DMG is an application that aims to give ease to orientalists, arabists and Islamic scholars in the German-speaking area by providing automatic transliteration.
The app is currently deployed on PythonAnywhere (https://transliteration.eu.pythonanywhere.com). Try it out now!
git clone https://github.com/theRealProHacker/dmg.git
pip install -r requirements.txt
py app.py
Now navigate to the localhost URL provided (http://localhost:5000)
- Generally letter replacement
- Hyphenation of particles wa-, fa-, sa-, bi-, li-, ka-, al-
- Sun letter assimilation الشَمس: aš-šams
- Detection of idafah and transliteration of ta marbutah as either "t" or "h"/"" accordingly:
- مَكتَبَةُ كَبيرَة: maktaba kabīra or maktabah kabīrah
- but مَكتَبَةُ الأُستاذِ: maktabat al-ustāḏ
- Consideration of hamzatul wasl
- انْكَسَرَ: inkasara
- الَّذينَ: allaḏīna
- اخرُج: uḫruǧ
- فَانتَقَلَ: fa-ntaqala
- هُم الكُتّاب: hum ul-kuttāb
- عَن الْكِتابُ: ʿan il-kitāb
- Inseration of missing alifs: هَذَا: hāḏā
- Removal of silent letters: قَلوا: qalū
- Nisba as ī: al-ʿarabī
- Many different (boolean) settings
- whether the text should be transliterated in pause or not
- whether ta marbutah should be transliterated as h or not
- whether diphthongs should be transliterated as ai/au or ay/aw
- whether geminated half vowels should be transliterated iyy/uww or īy/ūw
- whether iyy/uww at the end should always become ī/ū
- whether a hamza in the first position should be transliterated
- whether the personal suffixes -hu and -hi should be transliterated as they are pronounced
- Automatic vocalization
Please don't hesitate to raise an issue or to make a pull request.
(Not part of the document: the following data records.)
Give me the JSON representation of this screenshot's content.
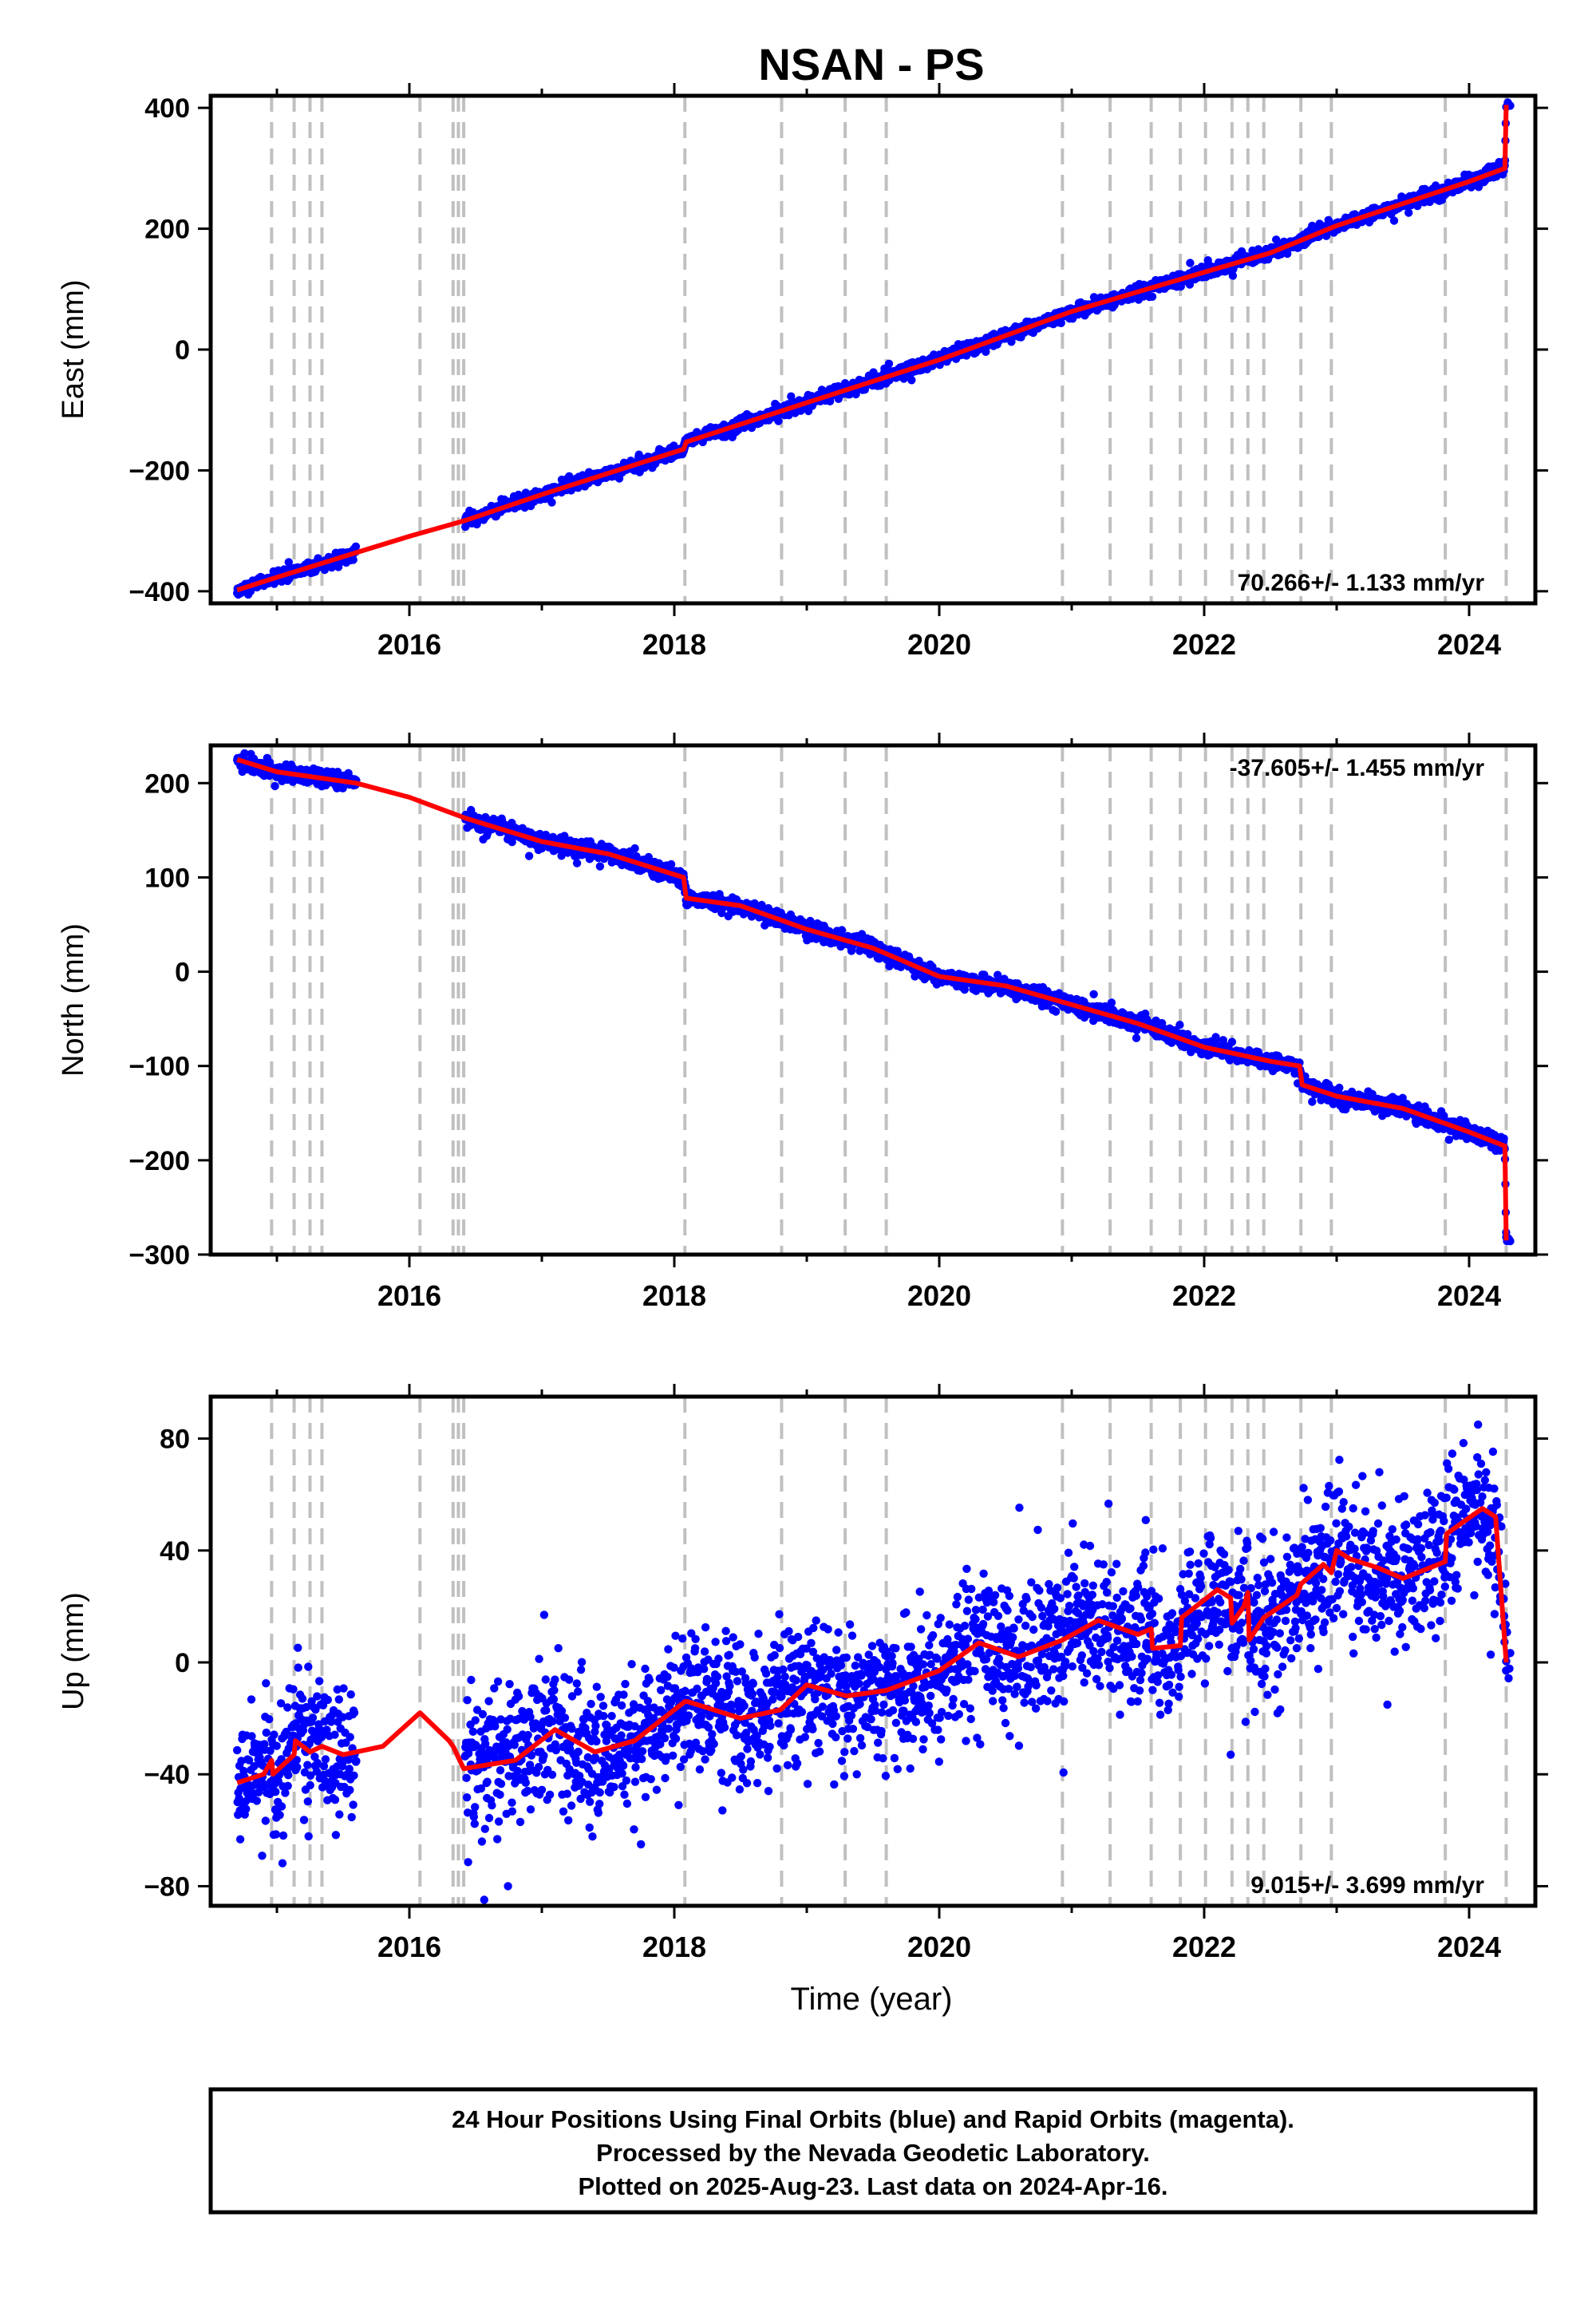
{
  "title": "NSAN - PS",
  "colors": {
    "data_points": "#0000ff",
    "model_line": "#ff0000",
    "event_lines": "#c0c0c0",
    "frame": "#000000"
  },
  "x_axis": {
    "label": "Time (year)",
    "range": [
      2014.5,
      2024.5
    ],
    "ticks": [
      2016,
      2018,
      2020,
      2022,
      2024
    ],
    "tick_labels": [
      "2016",
      "2018",
      "2020",
      "2022",
      "2024"
    ]
  },
  "chart_data": [
    {
      "type": "scatter",
      "ylabel": "East (mm)",
      "ylim": [
        -420,
        420
      ],
      "yticks": [
        -400,
        -200,
        0,
        200,
        400
      ],
      "ytick_labels": [
        "−400",
        "−200",
        "0",
        "200",
        "400"
      ],
      "rate_text": "70.266+/- 1.133 mm/yr",
      "rate_position": "bottom-right",
      "event_years": [
        2014.96,
        2015.13,
        2015.25,
        2015.34,
        2016.08,
        2016.33,
        2016.37,
        2016.41,
        2018.08,
        2018.81,
        2019.29,
        2019.6,
        2020.93,
        2021.29,
        2021.6,
        2021.82,
        2022.01,
        2022.21,
        2022.33,
        2022.45,
        2022.73,
        2022.96,
        2023.82,
        2024.28
      ],
      "data_segments": [
        {
          "start": 2014.7,
          "end": 2015.6
        },
        {
          "start": 2016.42,
          "end": 2024.28
        }
      ],
      "series": [
        {
          "name": "Final Orbits",
          "points": {
            "generator": "linear_plus_noise",
            "rate": 70.266,
            "ref_year": 2019.5,
            "ref_value": -50,
            "noise_mm": 5,
            "steps": [
              {
                "year": 2018.08,
                "offset": 10
              },
              {
                "year": 2024.29,
                "offset": 105
              }
            ]
          }
        },
        {
          "name": "Model",
          "line": [
            [
              2014.7,
              -398
            ],
            [
              2015.0,
              -377
            ],
            [
              2015.6,
              -336
            ],
            [
              2016.0,
              -309
            ],
            [
              2016.42,
              -283
            ],
            [
              2017.0,
              -240
            ],
            [
              2018.07,
              -165
            ],
            [
              2018.09,
              -153
            ],
            [
              2019.0,
              -88
            ],
            [
              2020.0,
              -17
            ],
            [
              2021.0,
              63
            ],
            [
              2022.0,
              128
            ],
            [
              2022.5,
              160
            ],
            [
              2023.0,
              205
            ],
            [
              2024.0,
              278
            ],
            [
              2024.27,
              300
            ],
            [
              2024.28,
              405
            ]
          ]
        }
      ]
    },
    {
      "type": "scatter",
      "ylabel": "North (mm)",
      "ylim": [
        -300,
        240
      ],
      "yticks": [
        -300,
        -200,
        -100,
        0,
        100,
        200
      ],
      "ytick_labels": [
        "−300",
        "−200",
        "−100",
        "0",
        "100",
        "200"
      ],
      "rate_text": "-37.605+/- 1.455 mm/yr",
      "rate_position": "top-right",
      "event_years": [
        2014.96,
        2015.13,
        2015.25,
        2015.34,
        2016.08,
        2016.33,
        2016.37,
        2016.41,
        2018.08,
        2018.81,
        2019.29,
        2019.6,
        2020.93,
        2021.29,
        2021.6,
        2021.82,
        2022.01,
        2022.21,
        2022.33,
        2022.45,
        2022.73,
        2022.96,
        2023.82,
        2024.28
      ],
      "data_segments": [
        {
          "start": 2014.7,
          "end": 2015.6
        },
        {
          "start": 2016.42,
          "end": 2024.28
        }
      ],
      "series": [
        {
          "name": "Final Orbits",
          "points": {
            "generator": "linear_plus_noise",
            "rate": -37.605,
            "ref_year": 2019.5,
            "ref_value": 5,
            "noise_mm": 4,
            "steps": [
              {
                "year": 2018.08,
                "offset": -22
              },
              {
                "year": 2022.73,
                "offset": -12
              },
              {
                "year": 2024.29,
                "offset": -95
              }
            ]
          }
        },
        {
          "name": "Model",
          "line": [
            [
              2014.7,
              225
            ],
            [
              2015.0,
              212
            ],
            [
              2015.6,
              200
            ],
            [
              2016.0,
              185
            ],
            [
              2016.42,
              163
            ],
            [
              2017.0,
              138
            ],
            [
              2017.5,
              125
            ],
            [
              2018.07,
              100
            ],
            [
              2018.09,
              78
            ],
            [
              2018.5,
              70
            ],
            [
              2019.0,
              45
            ],
            [
              2019.5,
              25
            ],
            [
              2020.0,
              -5
            ],
            [
              2020.5,
              -15
            ],
            [
              2021.0,
              -35
            ],
            [
              2021.5,
              -55
            ],
            [
              2022.0,
              -80
            ],
            [
              2022.5,
              -95
            ],
            [
              2022.72,
              -100
            ],
            [
              2022.74,
              -120
            ],
            [
              2023.0,
              -132
            ],
            [
              2023.5,
              -145
            ],
            [
              2024.0,
              -170
            ],
            [
              2024.27,
              -185
            ],
            [
              2024.28,
              -285
            ]
          ]
        }
      ]
    },
    {
      "type": "scatter",
      "xlabel": "Time (year)",
      "ylabel": "Up (mm)",
      "ylim": [
        -87,
        95
      ],
      "yticks": [
        -80,
        -40,
        0,
        40,
        80
      ],
      "ytick_labels": [
        "−80",
        "−40",
        "0",
        "40",
        "80"
      ],
      "rate_text": "9.015+/- 3.699 mm/yr",
      "rate_position": "bottom-right",
      "event_years": [
        2014.96,
        2015.13,
        2015.25,
        2015.34,
        2016.08,
        2016.33,
        2016.37,
        2016.41,
        2018.08,
        2018.81,
        2019.29,
        2019.6,
        2020.93,
        2021.29,
        2021.6,
        2021.82,
        2022.01,
        2022.21,
        2022.33,
        2022.45,
        2022.73,
        2022.96,
        2023.82,
        2024.28
      ],
      "data_segments": [
        {
          "start": 2014.7,
          "end": 2015.6
        },
        {
          "start": 2016.42,
          "end": 2024.28
        }
      ],
      "series": [
        {
          "name": "Final Orbits",
          "points": {
            "generator": "model_plus_noise",
            "noise_mm": 12
          }
        },
        {
          "name": "Model",
          "line": [
            [
              2014.7,
              -43
            ],
            [
              2014.9,
              -40
            ],
            [
              2014.96,
              -35
            ],
            [
              2014.97,
              -40
            ],
            [
              2015.13,
              -33
            ],
            [
              2015.14,
              -28
            ],
            [
              2015.25,
              -32
            ],
            [
              2015.34,
              -30
            ],
            [
              2015.5,
              -33
            ],
            [
              2015.8,
              -30
            ],
            [
              2016.08,
              -18
            ],
            [
              2016.3,
              -28
            ],
            [
              2016.33,
              -30
            ],
            [
              2016.37,
              -34
            ],
            [
              2016.41,
              -38
            ],
            [
              2016.8,
              -35
            ],
            [
              2017.1,
              -24
            ],
            [
              2017.4,
              -32
            ],
            [
              2017.7,
              -28
            ],
            [
              2018.08,
              -14
            ],
            [
              2018.1,
              -14
            ],
            [
              2018.5,
              -20
            ],
            [
              2018.8,
              -17
            ],
            [
              2019.0,
              -8
            ],
            [
              2019.3,
              -12
            ],
            [
              2019.6,
              -10
            ],
            [
              2020.0,
              -3
            ],
            [
              2020.3,
              7
            ],
            [
              2020.6,
              2
            ],
            [
              2020.93,
              8
            ],
            [
              2021.2,
              15
            ],
            [
              2021.5,
              10
            ],
            [
              2021.6,
              12
            ],
            [
              2021.61,
              5
            ],
            [
              2021.82,
              6
            ],
            [
              2021.83,
              16
            ],
            [
              2022.1,
              26
            ],
            [
              2022.2,
              23
            ],
            [
              2022.21,
              14
            ],
            [
              2022.3,
              20
            ],
            [
              2022.33,
              25
            ],
            [
              2022.34,
              8
            ],
            [
              2022.45,
              16
            ],
            [
              2022.7,
              24
            ],
            [
              2022.73,
              28
            ],
            [
              2022.9,
              35
            ],
            [
              2022.96,
              32
            ],
            [
              2023.0,
              40
            ],
            [
              2023.1,
              37
            ],
            [
              2023.3,
              34
            ],
            [
              2023.5,
              30
            ],
            [
              2023.82,
              36
            ],
            [
              2023.83,
              46
            ],
            [
              2024.1,
              55
            ],
            [
              2024.2,
              52
            ],
            [
              2024.28,
              0
            ]
          ]
        }
      ]
    }
  ],
  "footer": {
    "line1": "24 Hour Positions Using Final Orbits (blue) and Rapid Orbits (magenta).",
    "line2": "Processed by the Nevada Geodetic Laboratory.",
    "line3": "Plotted on 2025-Aug-23. Last data on 2024-Apr-16."
  }
}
More information for contributing can be found here
The software is licensed under CC BY-NC except for the directories arab_tools
and data
which are licensed under GPL v3.
However, the license for data/ner-gold-standard
is in that directory.
This project is part of my bachelor thesis that will be published soon.